«Sorry Kids» ou La vente de feu

Le Soleil

Le gouvernement de Jean Charest a créé le Fonds des Générations en 2006. Il est censé y verser chaque année des sommes destinées à compenser le passif laissé par les baby-boomers aux générations qui suivent, c'est-à-dire essentiellement la dette publique. Dans le discours du budget du 20 mars dernier, le ministre des Finances, Raymond Bachand, a promis de verser encore de l'argent dans ce Fonds mais seulement lorsque l'équilibre budgétaire aura été retrouvé. Alléger un tant soit peu la dette pourrait sans doute faire une légère différence dans les finances publiques des années qui suivront, mais est-ce vraiment là une façon responsable de planifier un meilleur héritage à laisser à nos enfants?

Au-delà des chiffres qui apparaissent dans les colonnes de la dette, il y a l'ensemble des choix qui sont faits par la classe politique et générationnelle qui est au pouvoir. Ce qu'on observe dans les faits, c'est plutôt une série de décisions qui visent à liquider au plus vite tout ce qui pourrait être rapidement vendu au plus offrant dans le but d'équilibrer à court terme le budget.

Ce gouvernement, qui a créé en grandes pompes un Fonds des générations, est aussi celui qui fait tout ce qu'il peut pour orchestrer la vente la plus rapide possible de nos réserves de gaz de shiste dans la vallée du Saint-Laurent, et de l'ensemble des réserves minières que recèle le Nord du Québec. Et tout cela au mépris des incontrôlables méfaits causés à l'environnement, au mépris des populations des territoires convoités, tout particulièrement les Premières Nations qui habitent les territoires nordiques depuis des millénaires, et au mépris de l'ensemble des Québécois des générations qui suivent et qui hériteront de terres dévastées, de cours d'eau et de nappes phréatiques pollués, et du simple souvenir d'un territoire autrefois riche.

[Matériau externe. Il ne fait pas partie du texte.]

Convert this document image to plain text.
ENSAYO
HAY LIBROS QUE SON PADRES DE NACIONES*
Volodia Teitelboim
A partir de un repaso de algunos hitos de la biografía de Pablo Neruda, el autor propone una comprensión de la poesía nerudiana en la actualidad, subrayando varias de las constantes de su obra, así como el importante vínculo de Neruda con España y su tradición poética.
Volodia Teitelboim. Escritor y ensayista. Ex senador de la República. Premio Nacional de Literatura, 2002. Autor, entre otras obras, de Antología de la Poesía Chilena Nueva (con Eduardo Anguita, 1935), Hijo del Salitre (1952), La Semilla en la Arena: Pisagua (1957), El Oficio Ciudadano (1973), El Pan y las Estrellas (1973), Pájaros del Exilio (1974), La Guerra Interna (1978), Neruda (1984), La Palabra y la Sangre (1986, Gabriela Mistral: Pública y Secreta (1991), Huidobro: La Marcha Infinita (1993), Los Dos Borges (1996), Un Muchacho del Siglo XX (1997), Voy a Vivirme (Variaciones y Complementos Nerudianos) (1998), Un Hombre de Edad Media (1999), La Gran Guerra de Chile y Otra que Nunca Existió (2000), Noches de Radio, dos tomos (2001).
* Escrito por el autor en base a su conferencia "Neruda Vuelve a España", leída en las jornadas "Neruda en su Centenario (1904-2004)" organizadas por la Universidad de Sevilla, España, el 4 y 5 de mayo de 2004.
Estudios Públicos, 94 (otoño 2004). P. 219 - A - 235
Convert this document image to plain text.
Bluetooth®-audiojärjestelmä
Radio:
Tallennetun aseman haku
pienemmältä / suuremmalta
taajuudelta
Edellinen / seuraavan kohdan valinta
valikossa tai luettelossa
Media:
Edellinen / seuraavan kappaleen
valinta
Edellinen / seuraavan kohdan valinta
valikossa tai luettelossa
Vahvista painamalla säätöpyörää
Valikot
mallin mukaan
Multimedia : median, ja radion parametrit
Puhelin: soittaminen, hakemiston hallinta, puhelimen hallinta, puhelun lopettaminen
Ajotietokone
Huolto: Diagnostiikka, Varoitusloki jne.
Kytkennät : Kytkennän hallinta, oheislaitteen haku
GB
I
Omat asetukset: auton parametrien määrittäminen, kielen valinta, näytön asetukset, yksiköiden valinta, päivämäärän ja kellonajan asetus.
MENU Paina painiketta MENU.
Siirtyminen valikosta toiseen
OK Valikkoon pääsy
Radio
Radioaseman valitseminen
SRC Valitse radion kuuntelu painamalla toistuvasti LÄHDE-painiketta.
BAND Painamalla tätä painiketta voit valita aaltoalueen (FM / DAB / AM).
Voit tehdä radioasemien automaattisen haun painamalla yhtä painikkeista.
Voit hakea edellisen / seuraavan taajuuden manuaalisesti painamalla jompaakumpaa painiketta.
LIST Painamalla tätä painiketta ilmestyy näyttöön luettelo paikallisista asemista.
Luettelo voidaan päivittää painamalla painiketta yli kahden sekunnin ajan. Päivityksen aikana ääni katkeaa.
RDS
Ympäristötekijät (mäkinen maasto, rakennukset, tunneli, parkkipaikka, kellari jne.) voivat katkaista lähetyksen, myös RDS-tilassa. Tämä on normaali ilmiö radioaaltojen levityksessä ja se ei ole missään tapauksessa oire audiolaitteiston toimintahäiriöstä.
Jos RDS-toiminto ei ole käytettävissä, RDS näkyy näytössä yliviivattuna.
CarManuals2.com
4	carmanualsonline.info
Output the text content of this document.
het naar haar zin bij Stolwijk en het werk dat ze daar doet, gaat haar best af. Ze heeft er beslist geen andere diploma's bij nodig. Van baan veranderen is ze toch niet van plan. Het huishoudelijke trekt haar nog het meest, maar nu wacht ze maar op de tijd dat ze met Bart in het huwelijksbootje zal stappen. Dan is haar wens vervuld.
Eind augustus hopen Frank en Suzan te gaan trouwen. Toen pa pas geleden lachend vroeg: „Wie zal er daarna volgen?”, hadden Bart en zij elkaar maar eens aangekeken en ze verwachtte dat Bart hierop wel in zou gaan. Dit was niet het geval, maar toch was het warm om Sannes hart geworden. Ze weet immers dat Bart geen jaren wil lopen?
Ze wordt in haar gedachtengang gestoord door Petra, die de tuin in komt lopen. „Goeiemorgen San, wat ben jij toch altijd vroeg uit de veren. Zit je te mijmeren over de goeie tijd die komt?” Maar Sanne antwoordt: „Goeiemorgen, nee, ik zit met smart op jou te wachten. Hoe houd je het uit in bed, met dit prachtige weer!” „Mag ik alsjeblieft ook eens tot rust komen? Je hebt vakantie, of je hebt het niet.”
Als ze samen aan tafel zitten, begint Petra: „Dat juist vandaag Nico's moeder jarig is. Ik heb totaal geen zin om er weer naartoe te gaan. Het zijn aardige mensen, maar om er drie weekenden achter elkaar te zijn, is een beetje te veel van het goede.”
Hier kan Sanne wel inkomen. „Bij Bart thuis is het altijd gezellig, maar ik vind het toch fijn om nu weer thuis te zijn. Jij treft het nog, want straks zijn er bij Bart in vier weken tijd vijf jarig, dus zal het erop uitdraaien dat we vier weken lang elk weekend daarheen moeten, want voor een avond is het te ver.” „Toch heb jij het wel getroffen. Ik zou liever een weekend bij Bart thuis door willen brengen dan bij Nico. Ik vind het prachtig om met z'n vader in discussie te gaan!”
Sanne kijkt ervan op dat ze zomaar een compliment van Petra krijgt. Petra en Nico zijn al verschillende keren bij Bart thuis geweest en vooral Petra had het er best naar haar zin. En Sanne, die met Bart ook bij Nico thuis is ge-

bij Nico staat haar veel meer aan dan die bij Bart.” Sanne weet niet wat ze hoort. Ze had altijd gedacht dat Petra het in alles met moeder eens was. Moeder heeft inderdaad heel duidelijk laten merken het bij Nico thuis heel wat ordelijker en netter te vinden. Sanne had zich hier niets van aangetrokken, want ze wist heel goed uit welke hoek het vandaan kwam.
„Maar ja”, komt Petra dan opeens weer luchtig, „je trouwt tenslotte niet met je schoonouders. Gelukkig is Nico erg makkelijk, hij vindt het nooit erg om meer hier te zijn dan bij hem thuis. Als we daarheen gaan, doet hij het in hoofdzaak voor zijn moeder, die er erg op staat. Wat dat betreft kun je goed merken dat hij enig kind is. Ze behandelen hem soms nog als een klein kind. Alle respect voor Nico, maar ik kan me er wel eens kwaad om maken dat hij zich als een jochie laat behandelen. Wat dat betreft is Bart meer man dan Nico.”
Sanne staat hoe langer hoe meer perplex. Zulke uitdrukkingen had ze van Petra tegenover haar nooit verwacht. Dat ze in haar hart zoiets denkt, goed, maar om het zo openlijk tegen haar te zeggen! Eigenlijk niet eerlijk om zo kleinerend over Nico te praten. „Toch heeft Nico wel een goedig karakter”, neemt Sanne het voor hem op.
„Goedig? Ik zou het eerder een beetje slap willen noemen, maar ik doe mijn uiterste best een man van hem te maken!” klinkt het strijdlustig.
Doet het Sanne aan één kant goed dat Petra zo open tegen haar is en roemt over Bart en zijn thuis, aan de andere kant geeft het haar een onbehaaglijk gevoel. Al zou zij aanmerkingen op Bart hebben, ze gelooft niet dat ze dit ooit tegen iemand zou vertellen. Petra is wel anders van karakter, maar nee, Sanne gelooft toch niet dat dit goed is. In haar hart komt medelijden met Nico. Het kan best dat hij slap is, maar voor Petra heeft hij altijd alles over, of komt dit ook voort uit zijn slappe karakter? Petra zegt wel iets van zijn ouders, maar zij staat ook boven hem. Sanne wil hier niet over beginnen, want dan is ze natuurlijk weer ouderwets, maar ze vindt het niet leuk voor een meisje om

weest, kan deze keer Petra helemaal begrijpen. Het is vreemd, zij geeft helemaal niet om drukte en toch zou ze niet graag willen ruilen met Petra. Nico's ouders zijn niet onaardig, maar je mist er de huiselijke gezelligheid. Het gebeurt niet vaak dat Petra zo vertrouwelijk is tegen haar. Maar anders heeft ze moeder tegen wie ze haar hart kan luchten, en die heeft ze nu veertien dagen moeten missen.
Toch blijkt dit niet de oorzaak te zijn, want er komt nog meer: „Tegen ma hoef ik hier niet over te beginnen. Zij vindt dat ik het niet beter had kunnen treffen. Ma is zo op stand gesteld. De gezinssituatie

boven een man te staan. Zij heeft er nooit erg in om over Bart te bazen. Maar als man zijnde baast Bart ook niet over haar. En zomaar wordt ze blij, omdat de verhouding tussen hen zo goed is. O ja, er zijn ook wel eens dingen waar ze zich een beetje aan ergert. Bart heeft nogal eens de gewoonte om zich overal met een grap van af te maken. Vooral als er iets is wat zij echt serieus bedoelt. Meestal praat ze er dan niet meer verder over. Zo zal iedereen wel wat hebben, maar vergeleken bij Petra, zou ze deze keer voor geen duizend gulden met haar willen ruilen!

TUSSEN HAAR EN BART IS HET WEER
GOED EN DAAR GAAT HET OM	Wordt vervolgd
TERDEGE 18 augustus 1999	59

Serait-il possible que nous envisagions, ne serait-ce qu'un instant, de préserver l'essentiel de ces richesses pour compenser l'énorme dette qui sera léguée aux générations qui suivent?

Notre gouvernement, et toute la société qui le tolère, semble se comporter exactement comme un cultivateur qui aurait décidé de vendre sa terre au spéculateur le plus offrant pour pouvoir s'acheter une Winnebago et aller passer ses hivers dans le sud, plutôt que de la conserver pour la laisser à ses enfants. Cette façon de planifier la jouissance immédiate semble s'inspirer de la philosophie de ce mouvement, apparu chez nos voisins des États-Unis, et réunissant des gens dont le but ultime est de dépenser le dernier dollar qu'ils possèdent avant de mourir. Un mouvement qui a au moins le mérite de s'afficher tel qu'il est, sous le nom de «Sorry kids !».

Dans le contexte actuel, une telle philosophie de la vie prend une allure particulièrement cynique, au moment où le même gouvernement a décidé, sous prétexte de mieux financer l'éducation, d'augmenter de 75% les contributions des étudiants et de leurs parents mais sans toucher aux impôts de tous ceux qui profitent actuellement des avantages de leurs diplômes universitaires.

Peut-être le gouvernement Charest versera-t-il dans le Fonds des générations les 700 millions$ qu'il aura soutirés aux étudiants et à leurs parents s'il réussit à gagner la partie de bras de fer qu'il mène avec eux.